You might currently be feeling overwhelmed by the size of the task ahead of you, that there’s so much to learn, and so much conflicting advice, that you’re not sure where to start or how to get a handle on it all.

You might also be feeling like you’re treading lightly, not wanting to do anything for risk of doing something offensive.

That’s totally fair. We’re here to help!

It’s important to remember a few key tenets for approaching including Aboriginal and Torres Strait Islander perspectives in your curriculum:

  • Include a balance of contemporary, traditional, urban, regional and local cultural perspectives. Sometimes it’s not what we do but what we don’t do that create stereotypes. Aboriginal and Torres Strait Islander culture is not static or uniform. Like all cultures, it is continually interpreted and adapted according to the influences on the person or the community (Source). So, don’t immediately go to historical or cliche representations of Aboriginal and Torres Strait Islander people and culture. Aboriginal and Torres Strait Islander perspectives can be modern and come from someone living in a major metropolitan area. Keep it diverse, just like you would any other culture or peoples from around the world.

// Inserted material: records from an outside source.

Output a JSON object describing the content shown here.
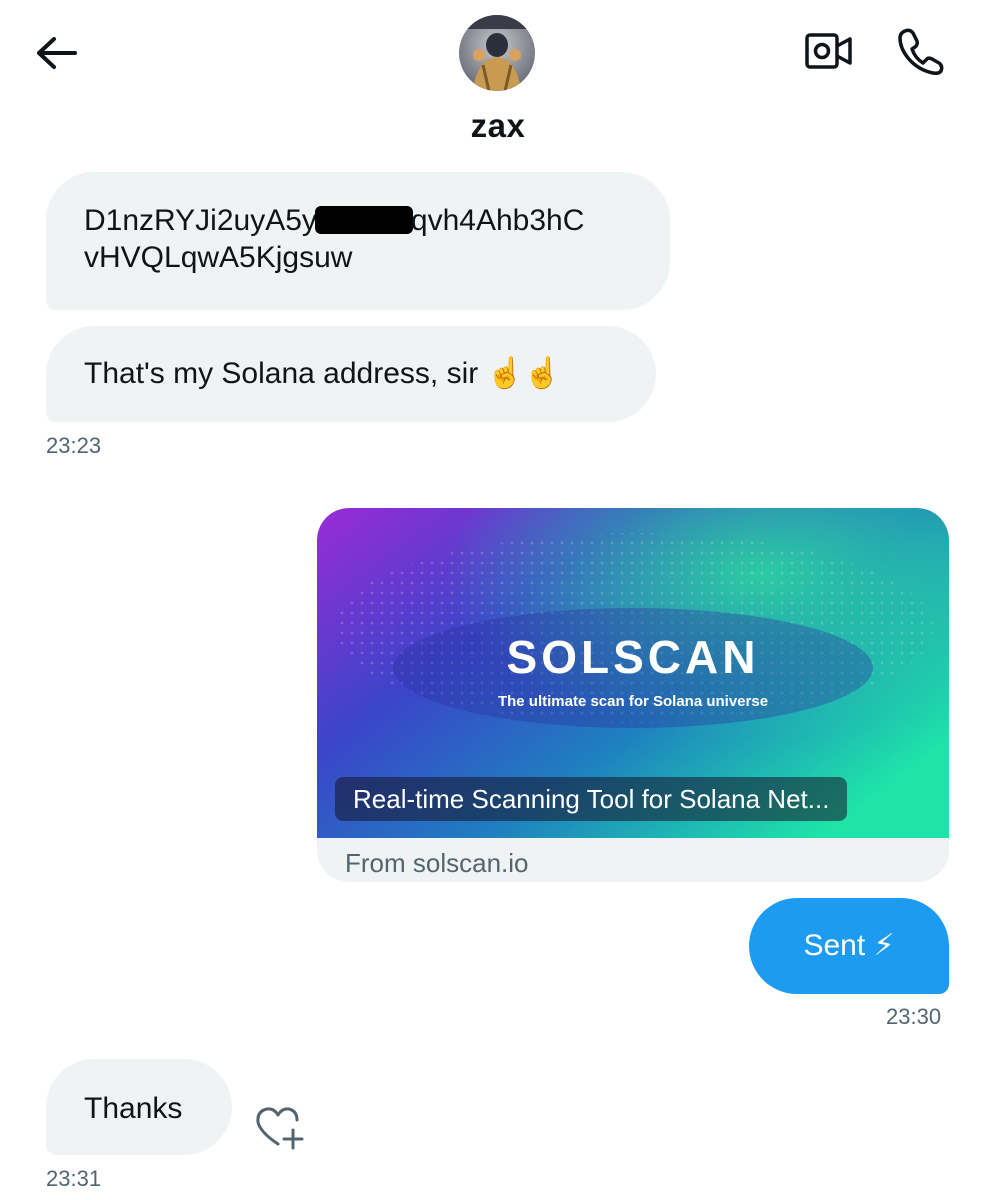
{
  "header": {
    "name": "zax",
    "back_icon": "arrow-left-icon",
    "video_icon": "video-call-icon",
    "call_icon": "phone-icon"
  },
  "messages": {
    "address_part1": "D1nzRYJi2uyA5y",
    "address_part2": "qvh4Ahb3hC",
    "address_line2": "vHVQLqwA5Kjgsuw",
    "solana_text": "That's my Solana address, sir ☝️☝️",
    "time1": "23:23",
    "link_card": {
      "logo_text": "SOLSCAN",
      "tagline": "The ultimate scan for Solana universe",
      "title": "Real-time Scanning Tool for Solana Net...",
      "source": "From solscan.io"
    },
    "sent_text": "Sent ⚡",
    "time2": "23:30",
    "thanks_text": "Thanks",
    "time3": "23:31"
  },
  "colors": {
    "accent": "#1d9bf0",
    "bubble_in": "#eff3f4",
    "meta_text": "#536471"
  }
}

  • Embed Aboriginal and Torres Strait Islander perspectives holistically throughout your programming, and make sure Aboriginal and Torres Strait Islander influences are spread across multiple play spaces instead of creating cultural corners. This is a ‘tourist approach’; only experiencing often stereotypical examples of Aboriginal and Torres Strait Islander culture as a one-off activity. This also extends to only engaging with Aboriginal and Torres Strait Islander perspectives on significant dates or during cultural celebration periods. We understand you might need to begin somewhere, but the end goal should be for your centre to not feel as if Aboriginal and Torres Strait Islander perspectives are tacked on and separate. Aboriginal and Torres Strait Islander perspectives should be experienced every day and seamlessly integrated, not isolated in a ‘cultural corner’.

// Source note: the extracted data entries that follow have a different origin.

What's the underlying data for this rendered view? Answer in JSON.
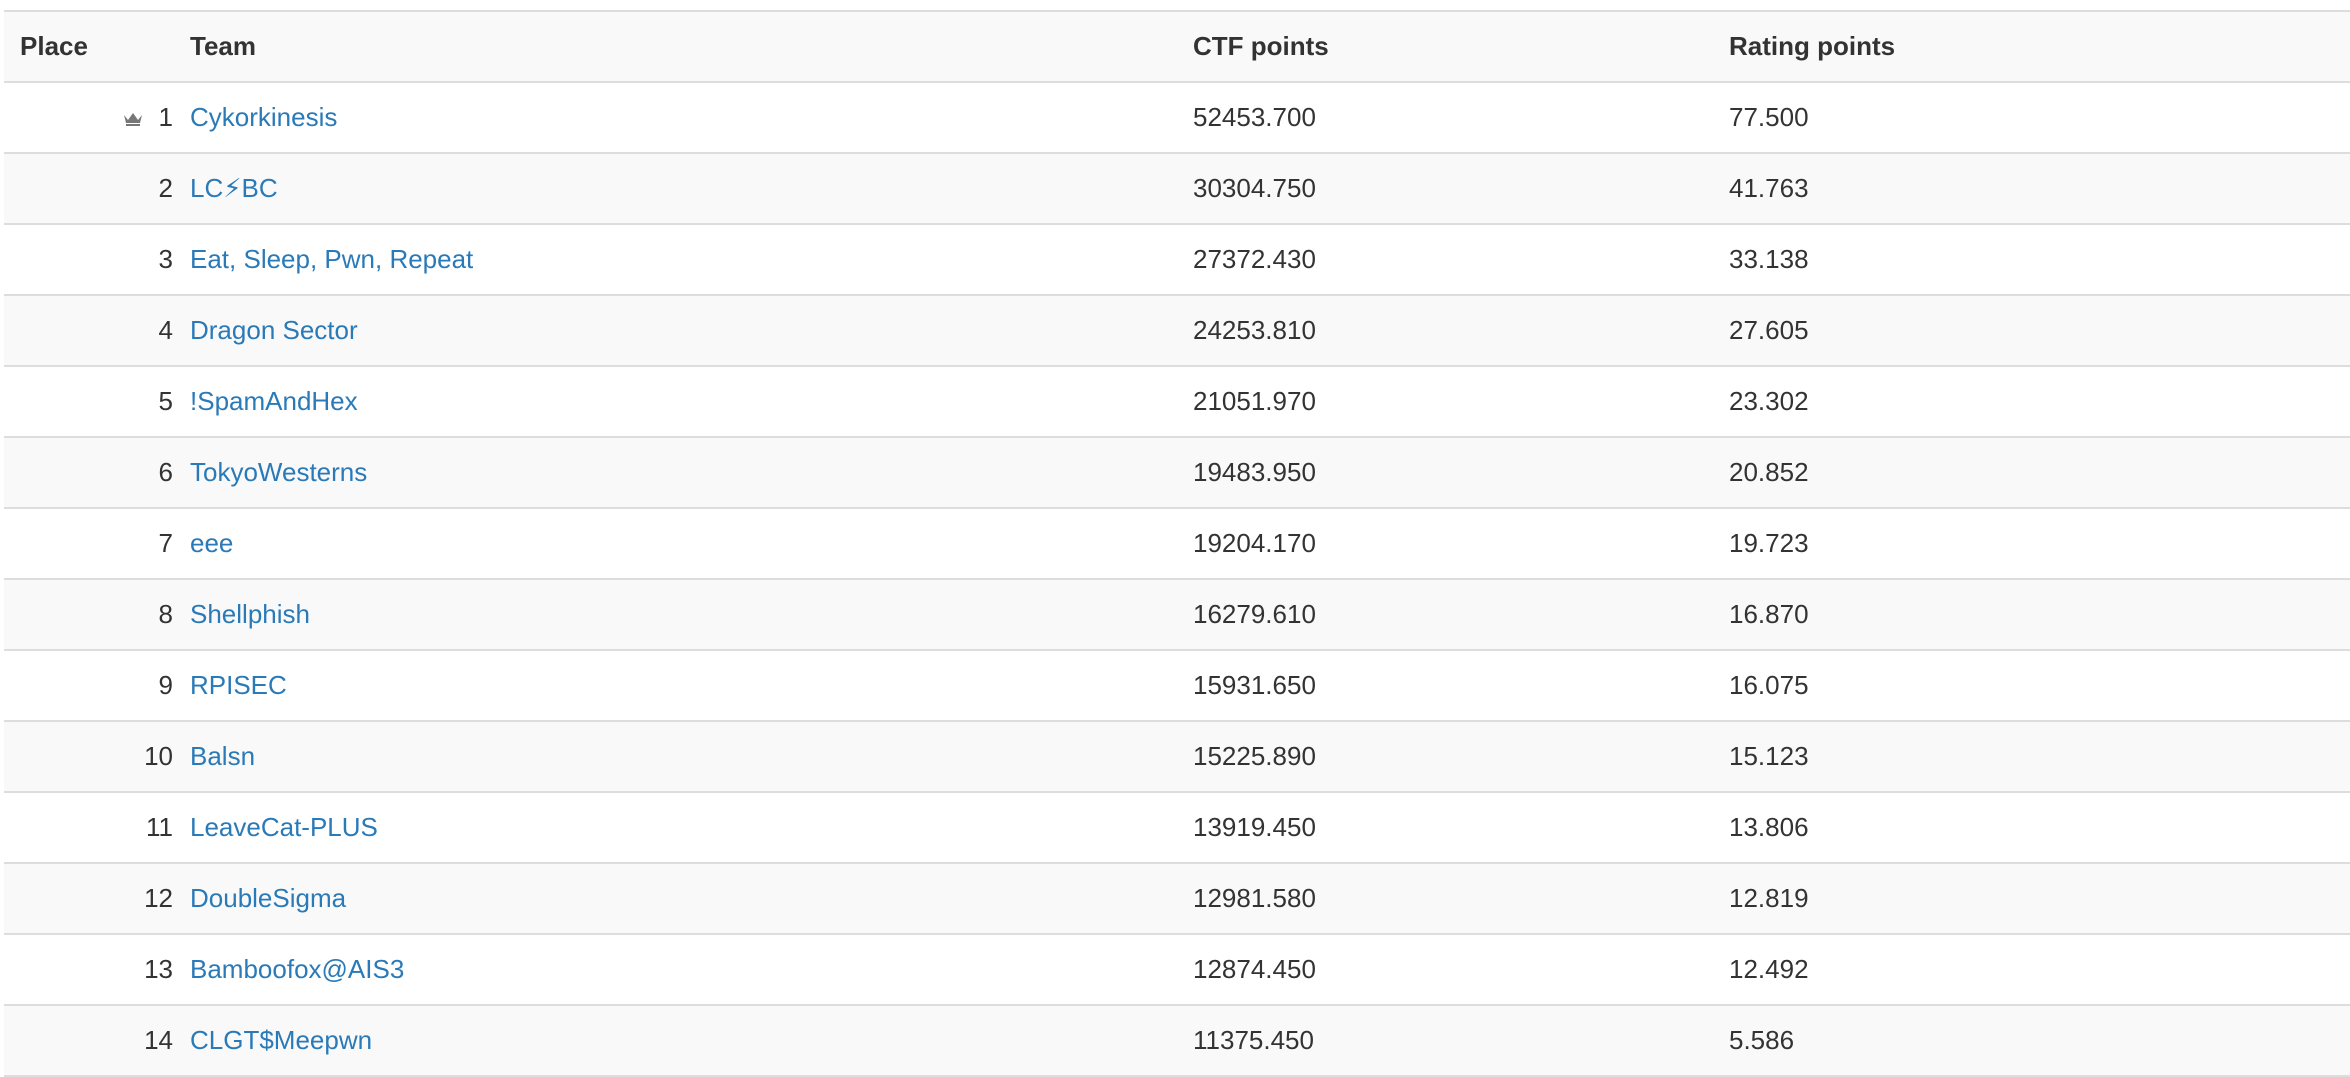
{
  "headers": {
    "place": "Place",
    "team": "Team",
    "ctf": "CTF points",
    "rating": "Rating points"
  },
  "colors": {
    "link": "#2a7ab8",
    "text": "#333333",
    "stripe": "#f9f9f9",
    "border": "#dddddd"
  },
  "rows": [
    {
      "place": "1",
      "team": "Cykorkinesis",
      "ctf": "52453.700",
      "rating": "77.500",
      "icon": "crown-icon"
    },
    {
      "place": "2",
      "team": "LC⚡BC",
      "ctf": "30304.750",
      "rating": "41.763"
    },
    {
      "place": "3",
      "team": "Eat, Sleep, Pwn, Repeat",
      "ctf": "27372.430",
      "rating": "33.138"
    },
    {
      "place": "4",
      "team": "Dragon Sector",
      "ctf": "24253.810",
      "rating": "27.605"
    },
    {
      "place": "5",
      "team": "!SpamAndHex",
      "ctf": "21051.970",
      "rating": "23.302"
    },
    {
      "place": "6",
      "team": "TokyoWesterns",
      "ctf": "19483.950",
      "rating": "20.852"
    },
    {
      "place": "7",
      "team": "eee",
      "ctf": "19204.170",
      "rating": "19.723"
    },
    {
      "place": "8",
      "team": "Shellphish",
      "ctf": "16279.610",
      "rating": "16.870"
    },
    {
      "place": "9",
      "team": "RPISEC",
      "ctf": "15931.650",
      "rating": "16.075"
    },
    {
      "place": "10",
      "team": "Balsn",
      "ctf": "15225.890",
      "rating": "15.123"
    },
    {
      "place": "11",
      "team": "LeaveCat-PLUS",
      "ctf": "13919.450",
      "rating": "13.806"
    },
    {
      "place": "12",
      "team": "DoubleSigma",
      "ctf": "12981.580",
      "rating": "12.819"
    },
    {
      "place": "13",
      "team": "Bamboofox@AIS3",
      "ctf": "12874.450",
      "rating": "12.492"
    },
    {
      "place": "14",
      "team": "CLGT$Meepwn",
      "ctf": "11375.450",
      "rating": "5.586"
    }
  ]
}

  • To do this, connect Aboriginal and Torres Strait Islander perspectives with children’s pre-existing interests, the same way you would with any learning. If children are interested in cooking, for example, think about how you can make Aboriginal and Torres Strait Islander perspectives just one of many unique cultural perspectives present in that play space. Make sure culture is play-based and not themed based teaching – this means Aboriginal and Torres Strait Islander people are not the topic or theme of a particular activity. Additionally, make sure Aboriginal and Torres Strait Islander resources, tools and artefacts are utilised in play and not just used as a display. In practice, this might look like having some native cooking ingredients alongside your plastic peas and carrots, or including digging sticks alongside your plastic shovels in the sandpit. Our activities have more specific recommendations for once you’ve completed this introductory material, but start to think about incorporation rather than visitation of Aboriginal and Torres Strait Islander perspectives.

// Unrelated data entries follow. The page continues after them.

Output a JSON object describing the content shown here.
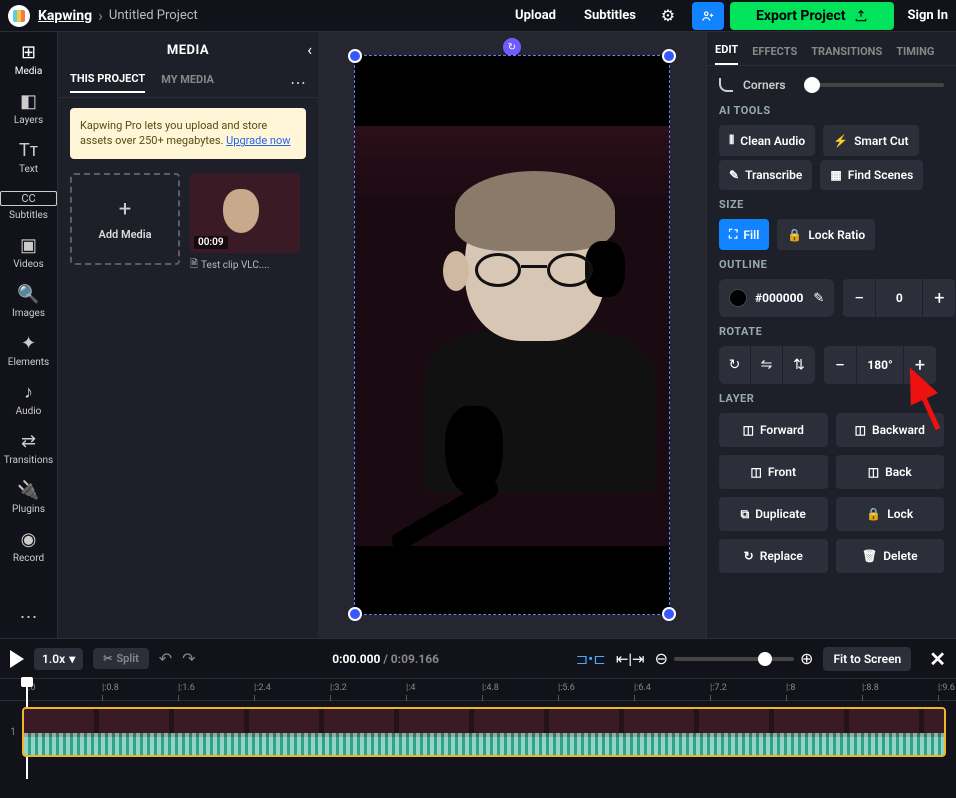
{
  "header": {
    "brand": "Kapwing",
    "project_name": "Untitled Project",
    "upload": "Upload",
    "subtitles": "Subtitles",
    "export": "Export Project",
    "sign_in": "Sign In"
  },
  "rail": [
    {
      "icon": "⊞",
      "label": "Media",
      "active": true
    },
    {
      "icon": "◧",
      "label": "Layers"
    },
    {
      "icon": "Tᴛ",
      "label": "Text"
    },
    {
      "icon": "CC",
      "label": "Subtitles"
    },
    {
      "icon": "▣",
      "label": "Videos"
    },
    {
      "icon": "🔍",
      "label": "Images"
    },
    {
      "icon": "✦",
      "label": "Elements"
    },
    {
      "icon": "♪",
      "label": "Audio"
    },
    {
      "icon": "⇄",
      "label": "Transitions"
    },
    {
      "icon": "🔌",
      "label": "Plugins"
    },
    {
      "icon": "◉",
      "label": "Record"
    }
  ],
  "media": {
    "title": "MEDIA",
    "tabs": {
      "this_project": "THIS PROJECT",
      "my_media": "MY MEDIA"
    },
    "promo_text": "Kapwing Pro lets you upload and store assets over 250+ megabytes. ",
    "promo_link": "Upgrade now",
    "add_label": "Add Media",
    "clip_duration": "00:09",
    "clip_name": "Test clip VLC...."
  },
  "prop_tabs": {
    "edit": "EDIT",
    "effects": "EFFECTS",
    "transitions": "TRANSITIONS",
    "timing": "TIMING"
  },
  "props": {
    "corners": "Corners",
    "ai_tools": "AI TOOLS",
    "clean_audio": "Clean Audio",
    "smart_cut": "Smart Cut",
    "transcribe": "Transcribe",
    "find_scenes": "Find Scenes",
    "size": "SIZE",
    "fill": "Fill",
    "lock_ratio": "Lock Ratio",
    "outline": "OUTLINE",
    "outline_hex": "#000000",
    "outline_val": "0",
    "rotate": "ROTATE",
    "rotate_val": "180°",
    "layer": "LAYER",
    "forward": "Forward",
    "backward": "Backward",
    "front": "Front",
    "back": "Back",
    "duplicate": "Duplicate",
    "lock": "Lock",
    "replace": "Replace",
    "delete": "Delete"
  },
  "timeline": {
    "speed": "1.0x",
    "split": "Split",
    "time_current": "0:00.000",
    "time_total": "0:09.166",
    "fit": "Fit to Screen",
    "track_num": "1",
    "ticks": [
      ":0",
      ":0.8",
      ":1.6",
      ":2.4",
      ":3.2",
      ":4",
      ":4.8",
      ":5.6",
      ":6.4",
      ":7.2",
      ":8",
      ":8.8",
      ":9.6"
    ]
  }
}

  • Also, you need to connect with your local Aboriginal and Torres Strait Islander community or Traditional Owners. Language and culture is going to be entirely dependent on your geographical location, and in order to respect Aboriginal and Torres Strait Islander perspectives, you need to go about this process the right way and engage with it on a personal, local level. As an added benefit, your local Elders and community groups will be able to lead you towards better understanding and practice than any general advice we can give here.
  • Most of all, remember that doing nothing is worse than trying something. Don’t be so overwhelmed or anxious about potentially being offensive, tokenistic, or leaning into stereotypes that put this in the too-hard basket.